Another important factor to consider is that many patients do not want to take insulin, and many doctors do not want to start patients on insulin. I expect that there are going to be more combinations of the oral drugs, such as metformin, sulfonylureas, TZDs, GLP-1 agonists, DPP-IV inhibitors, to spare patients from going on insulin therapy. I think having TZDs drugs in the armamentarium of a diabetologist or endocrinologist is still useful.

Not as first-line therapy

After everything we’ve heard about Avandia, no patient is going to be interested in taking it. There are real downside risks with the drug in terms of fluid retention and bone fracture, to say nothing of the weight gain. At this point in time, there may be better treatment choices.

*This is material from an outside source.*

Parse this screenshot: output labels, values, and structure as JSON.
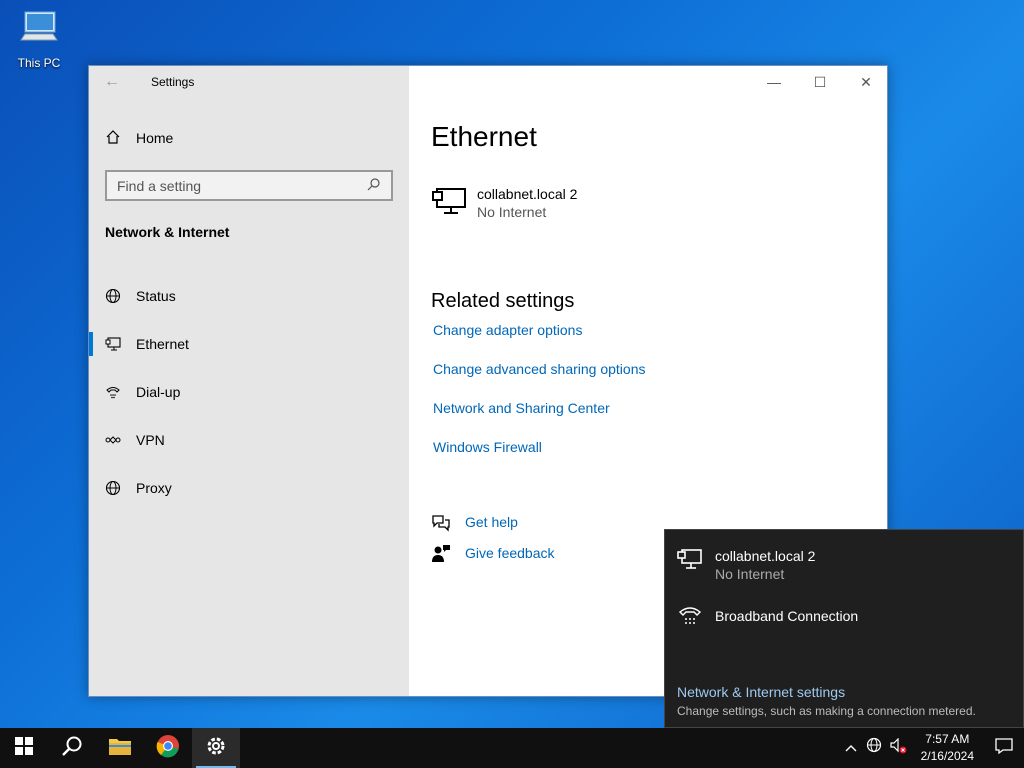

TZDs are unmatched in their ability to improve insulin sensitivity and reduce the insulin resistance found in many patients with type 2 diabetes, as this resistance lies at the core of the progression of type 2 diabetes and loss of insulin secretory capacity. They are also unmatched in their ability to preserve and protect residual beta-cell function. Unfortunately, owing to the controversies created by the now apparently unsubstantiated allegations regarding CV risk with rosiglitazone, it seems unlikely that any significant number of patients would be willing to be started on this agent without some demonstrable evidence of benefit to the patient. Owing to the appreciable weight gain seen with rosiglitazone, as with all TZDs, together with the increase in bone fracture rates, particularly in women, and especially those who are postmenopausal in nature, there is a clear negative connotation for the use of TZDs early in the course of type 2 diabetes. For some patients with severe insulin resistance in whom a TZD insulin sensitizer greatly modifies their response to injectable insulin, these agents might be useful but are unlikely to be first-line agents in the bulk of patients with type 2 diabetes.